In April, more than 50 chief information security officers called on G7 and OECD member states to address the growing divergence in cybersecurity regulatory requirements. Rules are increasingly varying from country to country and even domestically as governments respond to serious incidents.
Fragmentation complicates the operations of global companies, which must meet different obligations in different markets, even when selling the same product or service. And in today’s digital economy, that same product and service is often deployed, updated and patched from a central, often foreign, hub.
This is already a challenge for industry in established, digitally mature markets, such as the United States and European Union. In the Indo-Pacific, approaches to market regulation and absorbing cyber risks are even more nation- and culture-specific.
Australia, Japan, South Korea and Indonesia—some of the largest digital markets in the Indo-Pacific—have all updated their cybersecurity regulations in recent years. This has included strengthening data protection rules (such as Japan’s upcoming amendments to the Act of Protection of Personal Information); updating information security standards (such as amendments to South Korea’s Network Act); tightening oversight over critical infrastructure providers (such as Australia’s Security of Critical Infrastructure Act) and introducing inaugural rules (as with Indonesia’s Cybersecurity and Resilience Bill).
Overall, the issue isn’t so much contradiction in legislative or regulatory texts. The four nations broadly require the same types of controls, including penetration testing, patch management, plans for incident response and business continuity, and security training for personnel. The issue is the variances that emerge as regulators implement and enforce rules due to unequal institutional capabilities and differing cultures of technology governance.
As Ravi Nayyar argued in The Strategist, such fragmentation is a strategic vulnerability. It exposes the highly interdependent networks and markets of the Indo-Pacific to lags in vulnerability disclosures, effective incident responses and remediation.
Arguably, Australia now has a tight-knit, synchronised and robust latticework of cyber legislation. Effective implementation, however, hinges on robust inter-agency coordination and the ability of regulated entities, when in the eye of a storm, to navigate potentially differing requirements, reporting lines and guidance from multiple sources. Those sources include the Australian Cyber Security Centre, the Cyber and Infrastructure Security Centre, Australian Prudential Regulation Authority and the Information Commissioner. High-profile breaches, such as the Qantas breach revealed this month, demonstrate that a complex legal regime doesn’t automatically equate to operational resilience.
Japan has tightened information security controls, including through a strengthened mandate for the National Center of Incident Readiness and Strategy for Cybersecurity. At the same time, the Japanese system relies on a high level of trust that government puts in private entities, most of which are Japanese, to observe good practices and uphold a communal sense of responsibility. Japan’s approach to cybersecurity must be considered alongside its Society 5.0 philosophy—a full convergence of information and communications technologies with physical life to overcome an aging population and innovation inertia.
In South Korea, the government exercises a high degree of control through laws and regulations as well as the national security and intelligence apparatus. The Korea Internet and Security Agency, for instance, is a single authority in charge of incident response, domain name management, threat intelligence, privacy and data protection, and information security certification. South Korea’s approach of positive regulation requires operators, vendors and service providers to obtain explicit permission before deploying activities, products and services.

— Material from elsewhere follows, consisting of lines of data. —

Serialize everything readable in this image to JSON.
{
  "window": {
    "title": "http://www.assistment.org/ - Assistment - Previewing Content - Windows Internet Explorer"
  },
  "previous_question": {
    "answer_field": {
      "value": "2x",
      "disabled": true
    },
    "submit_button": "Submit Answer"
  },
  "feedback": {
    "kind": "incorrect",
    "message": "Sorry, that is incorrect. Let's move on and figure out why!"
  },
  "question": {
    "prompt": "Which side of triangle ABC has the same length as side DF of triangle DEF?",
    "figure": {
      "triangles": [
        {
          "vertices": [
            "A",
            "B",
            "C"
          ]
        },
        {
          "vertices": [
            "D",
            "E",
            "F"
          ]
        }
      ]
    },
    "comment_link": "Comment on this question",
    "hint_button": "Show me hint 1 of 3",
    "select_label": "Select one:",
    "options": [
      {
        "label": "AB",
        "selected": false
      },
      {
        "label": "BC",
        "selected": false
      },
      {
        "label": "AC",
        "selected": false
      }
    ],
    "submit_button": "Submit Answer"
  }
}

Indonesia has an ambitious agenda to strengthen governance and regulation of cybersecurity, but lacks capacity. Legislation and regulation follow, rather than precede, action by the executive. For instance, the National Cyber and Crypto Agency was established, with an all-encompassing mandate, in 2018 by presidential decree in the absence of a national cyber strategy or cybersecurity legislation. In 2019, Parliament chose not to consider the draft legislation, and a draft bill has only this year been included on the legislative agenda. Consequently, regulatory enforcement is incidental, reactionary and subject to selective application of laws, such as the Electronic Information and Transactions law.
It’s not clear whether international regulatory fragmentation can be reversed. Across the Indo-Pacific, cybersecurity has become an issue of national security. That implies that imposed compliance obligations towards the private sector are not merely one of national risk management based on technical advice but inherently political and geo-economic.
At this year’s Raisina Dialogue, Indian Minister of External Affairs S Jashankar declared that ‘the world today makes business decisions, factoring in national security in a manner in which it did not do so before, especially in the digital era’ and that ‘all countries are not the same and the digital era will bring out that differential more sharply’.
Domestic and regional manifestations of fragmentation have several consequences. Technical efficiency is impeded by compliance burdens and coordination failures. Innovation is undermined by regulatory complexity and restrictive processes. Trust, essential for commercial and technology partnerships, is weakened by inconsistent application of standards and perceived capability gaps linked to national regulatory choices.
This permits chief executives and information security officers to ask their governments: how much of the geopolitical risk premium are you asking us to pay?
This article is a delivered as part of ASPI’s partnership with Microsoft investigating the nature and consequences of regulatory fragmentation with respect to cyber resilience in the Indo-Pacific. The opinions are the author’s.